Cerita
Robert Hirschfield mengunjungi Pohon Bodhi, di mana "seseorang bernafas lebih dulu dan mengajukan pertanyaan kemudian."
Aku menghisapnya. Aku menghembuskan napas.
Di bawah Pohon Bodhi di Bodh Gaya, seseorang bernafas lebih dulu dan mengajukan pertanyaan kemudian.
Segala sesuatu kehilangan dirinya sendiri dalam arus nafas, dalam ukuran kecil kewarasan.

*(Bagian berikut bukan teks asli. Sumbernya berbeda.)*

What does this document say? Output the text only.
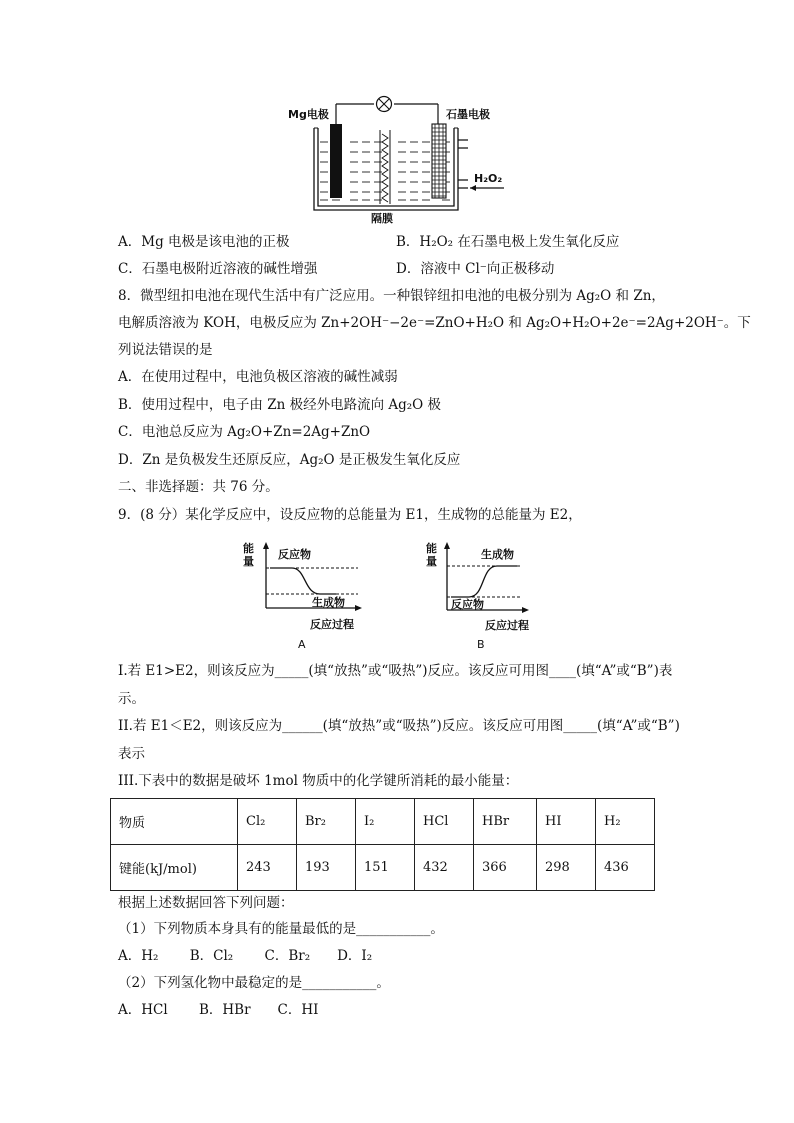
Mg电极	石墨电极
H₂O₂
隔膜
A．Mg 电极是该电池的正极	B．H₂O₂ 在石墨电极上发生氧化反应
C．石墨电极附近溶液的碱性增强	D．溶液中 Cl⁻向正极移动
8．微型纽扣电池在现代生活中有广泛应用。一种银锌纽扣电池的电极分别为 Ag₂O 和 Zn，
电解质溶液为 KOH，电极反应为 Zn+2OH⁻−2e⁻=ZnO+H₂O 和 Ag₂O+H₂O+2e⁻=2Ag+2OH⁻。下
列说法错误的是
A．在使用过程中，电池负极区溶液的碱性减弱
B．使用过程中，电子由 Zn 极经外电路流向 Ag₂O 极
C．电池总反应为 Ag₂O+Zn=2Ag+ZnO
D．Zn 是负极发生还原反应，Ag₂O 是正极发生氧化反应
二、非选择题：共 76 分。
9．(8 分）某化学反应中，设反应物的总能量为 E1，生成物的总能量为 E2，
能量
反应物
生成物
反应过程
A
能量
生成物
反应物
反应过程
B
I.若 E1>E2，则该反应为_____(填“放热”或“吸热”)反应。该反应可用图____(填“A”或“B”)表
示。
II.若 E1＜E2，则该反应为______(填“放热”或“吸热”)反应。该反应可用图_____(填“A”或“B”)
表示
III.下表中的数据是破坏 1mol 物质中的化学键所消耗的最小能量：
物质	Cl₂	Br₂	I₂	HCl	HBr	HI	H₂
键能(kJ/mol)	243	193	151	432	366	298	436
根据上述数据回答下列问题：
（1）下列物质本身具有的能量最低的是___________。
A．H₂　　 B．Cl₂　　 C．Br₂　　D．I₂
（2）下列氢化物中最稳定的是___________。
A．HCl　　 B．HBr　　C．HI
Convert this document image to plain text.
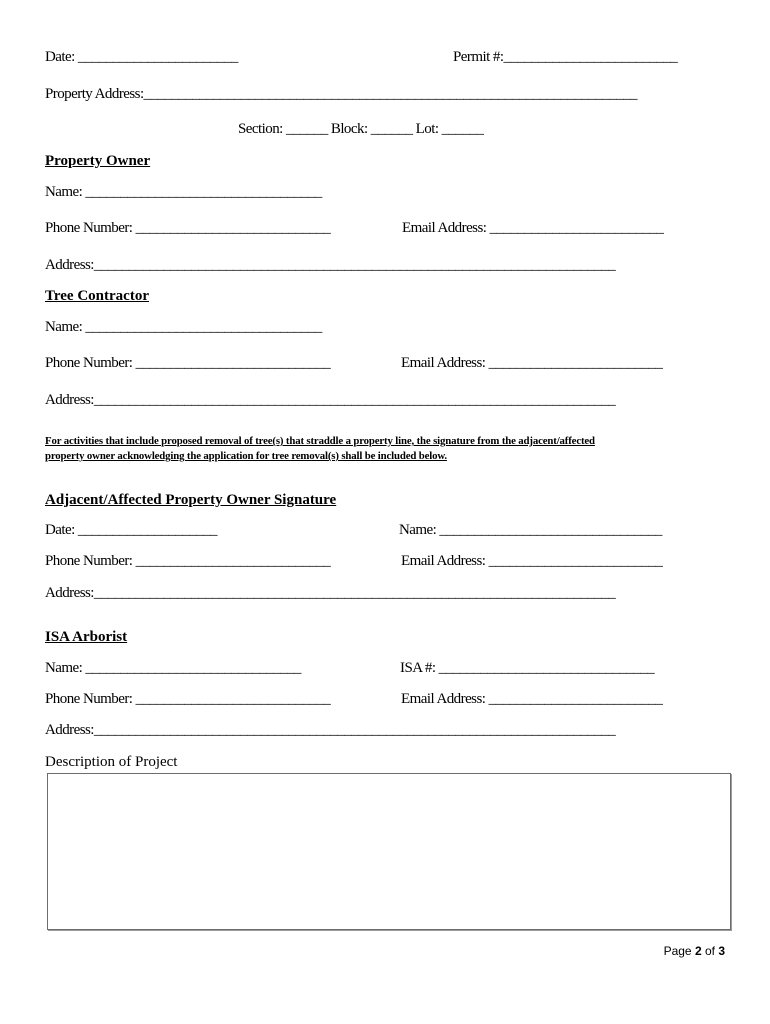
Date: _______________________	Permit #:_________________________
Property Address:_______________________________________________________________________
Section: ______ Block: ______ Lot: ______
Property Owner
Name: __________________________________
Phone Number: ____________________________	Email Address: _________________________
Address:___________________________________________________________________________
Tree Contractor
Name: __________________________________
Phone Number: ____________________________	Email Address: _________________________
Address:___________________________________________________________________________
For activities that include proposed removal of tree(s) that straddle a property line, the signature from the adjacent/affected
property owner acknowledging the application for tree removal(s) shall be included below.
Adjacent/Affected Property Owner Signature
Date: ____________________	Name: ________________________________
Phone Number: ____________________________	Email Address: _________________________
Address:___________________________________________________________________________
ISA Arborist
Name: _______________________________	ISA #: _______________________________
Phone Number: ____________________________	Email Address: _________________________
Address:___________________________________________________________________________
Description of Project
Page 2 of 3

Di mana Sang Buddha duduk, saya hampir dapat merasakan air tenang yang terbuka untuk menarik kaki pendakiannya (Berenang adalah cerita lain. Kisah cinta sepihak.), Mulutnya penuh Mazmur, ke kedalaman. Di dalam hatiku, ada kesedihan yang tajam. Akankah itu melelahkan dirinya sendiri suatu hari, menjadi tidak kekal, seperti kata Sang Buddha semua hal yang berkondisi?
Saya memikirkan pernikahan kuno antara perjalanan dan kematian. Pelancong tiba di pelabuhan yang bermandikan sinar matahari dengan barang bawaannya yang tidak ada. Dia menemukan menunggunya kehidupan off-center dari tanah baru. Keanehan yang bernafas.

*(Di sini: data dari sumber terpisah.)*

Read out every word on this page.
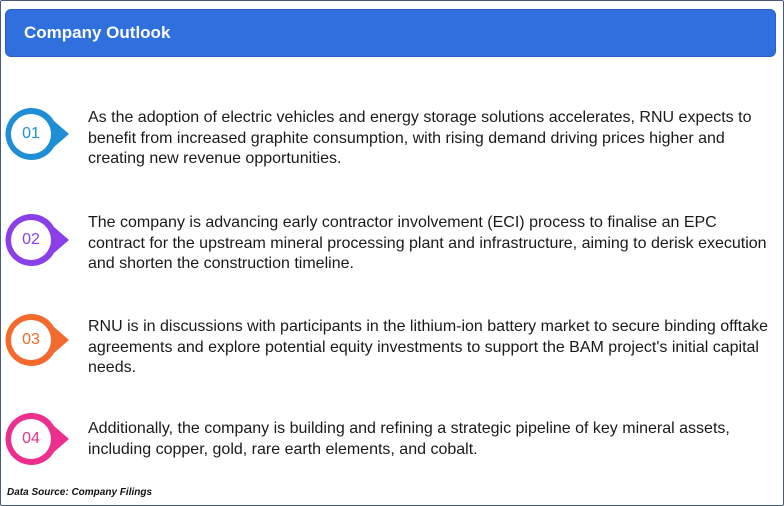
Company Outlook
01
As the adoption of electric vehicles and energy storage solutions accelerates, RNU expects to benefit from increased graphite consumption, with rising demand driving prices higher and creating new revenue opportunities.
02
The company is advancing early contractor involvement (ECI) process to finalise an EPC contract for the upstream mineral processing plant and infrastructure, aiming to derisk execution and shorten the construction timeline.
03
RNU is in discussions with participants in the lithium-ion battery market to secure binding offtake agreements and explore potential equity investments to support the BAM project's initial capital needs.
04
Additionally, the company is building and refining a strategic pipeline of key mineral assets, including copper, gold, rare earth elements, and cobalt.
Data Source: Company Filings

Bodh Gaya, sebuah tempat kebijaksanaan dibuat, adalah semacam rumah aman bagi orang-orang seperti saya yang bangun di pagi hari dengan yang tidak hidup. (Aku tidak mengenal saudaraku dengan baik ketika dia hidup. Cintaku padanya memelukku dari belakang suatu sore, ketika aku menemukan dia berkeliaran di tempat asalku berada. Apa yang menyentuhnya, terserap di dalamnya.
Di sekitarku duduk para wanita Sri Lanka, di negara yang selama lebih dari dua puluh lima tahun gantang kematian yang kejam jatuh di mana-mana. Saudara dan saudari ditembak, dibom, disiksa, diusir dengan kejam dari tubuh mereka.
Daun Bodhi membentang jauh dari pangkal pohon. Mereka memberi ruang bagi semua bentuk kesedihan di bawah ini, masing-masing dengan bendera cerita sendiri.